Motivation, a love of learning, is gained by choice and by being given autonomy.  Play, free play is all about choice and autonomy.  It is all about being able to have control over your own body and self. Some learners need help to work out what is getting in the way of being able to do this.

"The goal is to get to the root of the problem, not to discipline a kid for the way his brain is wired." 

What hope!  

Providing free choice to some of my learners really didn't go down too well.  I think they found it shocking. I think they felt almost lost.  Maybe I wonder, were they used to being prescribed what to do and by this action told what constitutes learning? Did this have the effect of making them less curious? Many of them told me they hated reading, writing and maths. Some have learning differences which haven't allowed them to be what school needs them to be in order to fit in.  They would start a task they choose but struggle to finish it.  Sometimes they would just do a task quickly, looking disinterested.  Some didn't know how to begin.  Many just left the learning space.

My experience shows me that often students when given choice don't know what to do with it.  This doesn't mean they don't want it.  Instead, it is up to me to facilitate and enable them to come up with strategies to help them to gain autonomy.  In order to help them to have a sense of competence, I am able to reframe small steps as being successful.  To help them relate to others, I coach them in how to manage anger, how to recognise when someone else has had enough and how to ask for what they need. Providing a free play environment is helping to facilitate this. 

When they are hooked in, when they are interested in learning, then I can build on that.  As an educator of young children, I believe my main job is to inspire a love of learning.   When I see that spark I celebrate and jump right in with the learner.  I pack resources around that spark.  
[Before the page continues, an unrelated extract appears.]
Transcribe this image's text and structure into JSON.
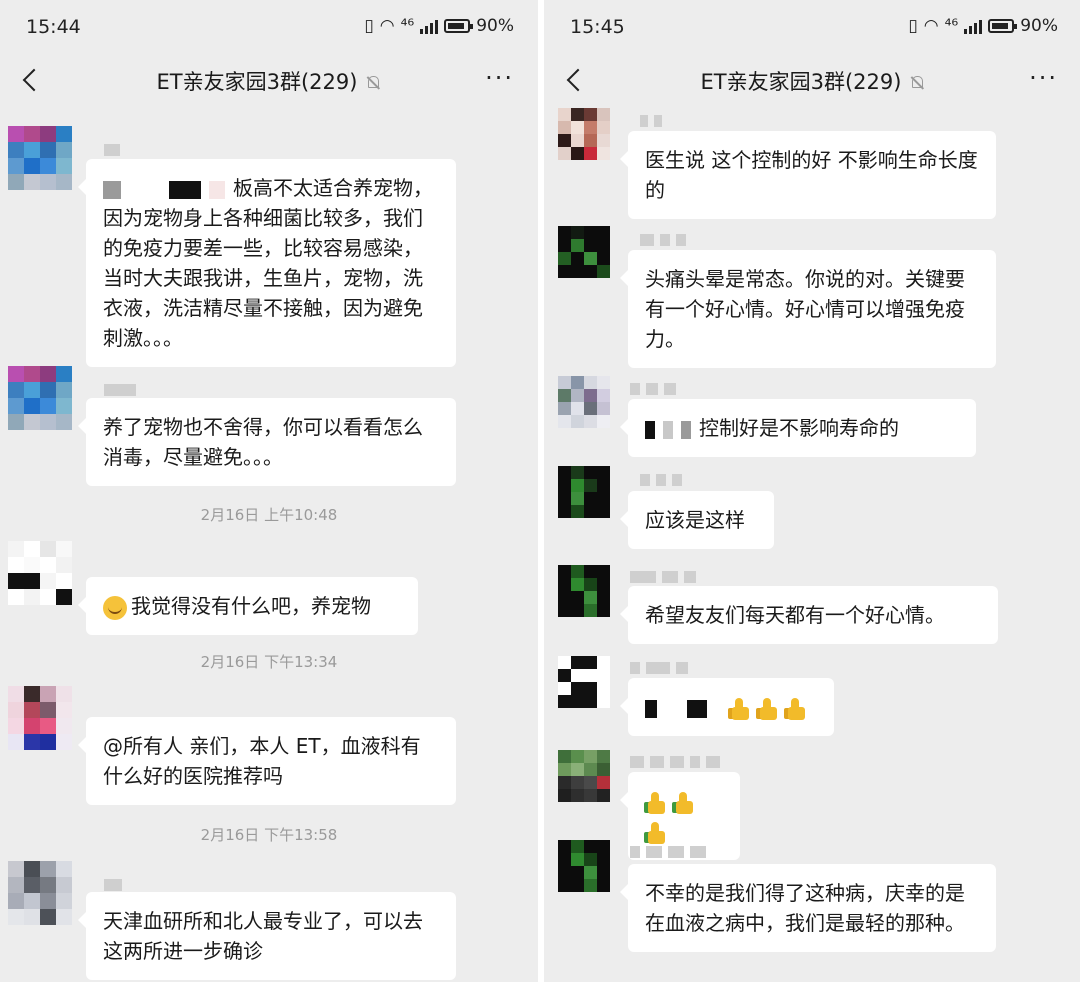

Sometimes, when there is just nothing, I recognise they need the chance to just be.  To relax and unwind.  To maybe play in water, to feel slime or draw randomly.  Sometimes, they seem to sabotage their own progress. But learning to play again, or maybe even for the first time is not easy. It takes time.  I still believe that it takes opportunity to make mistakes, to fail but to look up and see those who love and appreciate you, affirm you.  

I remember one of my learners.  They wandered around for a few weeks, not doing much of anything but annoying others and destroying stuff.  Then one day, they asked me a question.  The next day they began to talk.  Then I saw them sitting down playing with some cars.  They had self-directed themselves.  What progress.

This is such a fundamental shift for us educators isn't it. It appears risky. Trusting the child, giving opportunity to fail and not looking like a typical teacher.  And I think that maybe that is why starting on a play based learning journey is so difficult for many educators. If we liken education to building a house, finding the floor of some of our learners is like digging out past junk, it is hard work and rarely appealing. However, when the child begins to build the walls, you look up and you celebrate when you see no ceiling, because that reminds you of their unlimited future.